Op 17 april 1552 kiest de missionaris opnieuw het ruime sop, deze keer met bestemming China. Deze reis, de laatste van zijn leven, zal de uiteindelijke versobering ten nutte komen en hem gelijk maken met de lijdende Christus. Begin september 1552 bereikt hij het eiland Sancian, op tien kilometer van de oevers van China. De enkele Portugezen die daar dan aanleggen verwelkomen hem met vreugde, bouwen een houten hut voor hem en een kapelletje van takkenbossen. Pater Xaverius neemt meteen de zorg voor de kinderen en de zieken op zich, evenals het preken, de catechisatie en het biecht horen. Hij probeert echter contact op te nemen met een enkele Chinese «veerman» die hem clandestien naar Kanton zou kunnen brengen. De toegang tot de Chinese oevers is inderdaad streng verboden; wie dan ook het lef heeft dat verbod te doorbreken kan, wanneer hij gesnapt wordt, erop rekenen gemarteld en ter dood gebracht te worden. Tot tenminste twee maal toe vindt de missionaris een man die erin toestemt hem middels een flinke som geld over te varen: elke keer, zodra hij het geld heeft geïnd, is de «veerman» weer verdwenen.
Op 21 november viert pater Xaverius zijn laatste Mis. Wanneer hij het altaar afloopt voelt hij dat hij bezwijkt. Hij probeert weer een tocht over zee te maken, maar het slingeren van de boot kan hij niet meer verdragen. Hij wordt teruggebracht naar Sancian waar hij de laatste dagen van zijn leven in half bewustzijn doorbrengt. Verstoken van geneesmiddelen en zeker van zijn nabije dood, heft hij de ogen op ten hemel en spreekt met Onze-Lieve-Heer of met Onze-Lieve-Vrouw: «Jezus, Zoon van David, heb medelijden met mij O, Heilige Maagd, Moeder van God, denk aan mij». Terwijl hij in de vroege ochtend van 2 december 1552, de naam van Jezus uitspreekt blaast hij de laatste adem uit.
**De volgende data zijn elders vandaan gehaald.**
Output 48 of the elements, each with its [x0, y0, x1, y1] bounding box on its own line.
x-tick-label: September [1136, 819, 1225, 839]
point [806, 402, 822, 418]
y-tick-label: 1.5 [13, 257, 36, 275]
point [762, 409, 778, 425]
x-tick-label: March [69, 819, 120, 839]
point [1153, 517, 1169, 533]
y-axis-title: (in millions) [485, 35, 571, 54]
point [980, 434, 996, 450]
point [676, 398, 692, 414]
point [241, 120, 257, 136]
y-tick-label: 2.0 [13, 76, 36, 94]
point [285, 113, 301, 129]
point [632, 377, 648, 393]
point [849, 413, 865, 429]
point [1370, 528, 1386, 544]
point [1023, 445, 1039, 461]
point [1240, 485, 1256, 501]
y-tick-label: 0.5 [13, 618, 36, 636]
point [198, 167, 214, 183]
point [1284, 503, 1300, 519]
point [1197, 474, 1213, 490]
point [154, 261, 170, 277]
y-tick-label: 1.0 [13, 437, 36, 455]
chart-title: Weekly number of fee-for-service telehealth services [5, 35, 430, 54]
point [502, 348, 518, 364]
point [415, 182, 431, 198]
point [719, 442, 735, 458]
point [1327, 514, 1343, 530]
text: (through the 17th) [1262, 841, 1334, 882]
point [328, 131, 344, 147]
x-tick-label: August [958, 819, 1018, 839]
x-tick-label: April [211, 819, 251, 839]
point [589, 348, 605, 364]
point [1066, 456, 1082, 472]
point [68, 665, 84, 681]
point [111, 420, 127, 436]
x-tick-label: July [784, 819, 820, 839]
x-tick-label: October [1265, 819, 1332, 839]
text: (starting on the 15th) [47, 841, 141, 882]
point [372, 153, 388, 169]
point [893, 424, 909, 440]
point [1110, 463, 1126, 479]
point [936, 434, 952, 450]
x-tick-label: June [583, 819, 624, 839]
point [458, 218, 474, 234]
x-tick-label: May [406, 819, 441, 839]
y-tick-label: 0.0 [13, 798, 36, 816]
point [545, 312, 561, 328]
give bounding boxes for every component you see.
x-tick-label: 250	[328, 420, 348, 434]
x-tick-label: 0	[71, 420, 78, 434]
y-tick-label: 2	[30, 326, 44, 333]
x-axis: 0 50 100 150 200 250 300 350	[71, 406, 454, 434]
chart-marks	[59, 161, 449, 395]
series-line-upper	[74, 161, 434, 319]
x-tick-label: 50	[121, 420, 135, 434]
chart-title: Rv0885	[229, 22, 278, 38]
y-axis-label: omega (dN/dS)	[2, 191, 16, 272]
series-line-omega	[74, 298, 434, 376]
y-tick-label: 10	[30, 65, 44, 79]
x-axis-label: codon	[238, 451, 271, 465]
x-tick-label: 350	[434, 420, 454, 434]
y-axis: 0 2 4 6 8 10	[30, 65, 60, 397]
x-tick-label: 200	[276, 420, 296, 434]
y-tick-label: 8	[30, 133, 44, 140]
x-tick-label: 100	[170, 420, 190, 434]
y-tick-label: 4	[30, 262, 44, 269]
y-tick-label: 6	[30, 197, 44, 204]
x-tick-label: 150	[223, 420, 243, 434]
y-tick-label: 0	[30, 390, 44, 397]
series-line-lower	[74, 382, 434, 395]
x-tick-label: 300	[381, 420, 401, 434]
Hij is nog maar zesenveertig jaar. Zijn lichaam werd teruggebracht naar Goa waar het nog altijd wordt vereerd door de gelovigen. Franciscus-Xaverius die tegelijk met Ignatius van Loyola is heiligverklaard op 12 maart 1622, is de hemelse patroonheilige van de katholieke missie.
Wanneer men het leven van deze reus van heiligheid beschouwt, wordt men getroffen door de hoeveelheid werk die hij heeft kunnen verzetten en het leed dat hij heeft kunnen doorstaan. Zijn geheim is een onbegrensde liefde voor Jezus. In de Geestelijke Oefeningen heeft de H.Ignatius hem geleerd de oproep van Christus te verstaan: «Het is mijn wil de hele wereld te veroveren, al mijn vijanden te onderwerpen, en aldus de heerlijkheid van mijn Vader binnen te gaan. Moge degene die met mij mee wil gaan met mij werken; laat hem mij volgen in de vermoeienissen, ten einde mij ook te volgen in de heerlijkheid» (GO 95). In zijn onderdanigheid heeft Franciscus-Xaverius zich voortvarend en ijverig betoond in het volbrengen van de allerheiligste wil van Jezus» (ibid. 91); op zijn beurt heeft hij zich volledig gegeven aan alle werken ter verbreiding van het rijk Gods op aarde. Moge hij voor ons de genade verkrijgen zoals hij vervuld van ijver voor het eeuwige heil van de naaste te mogen zijn.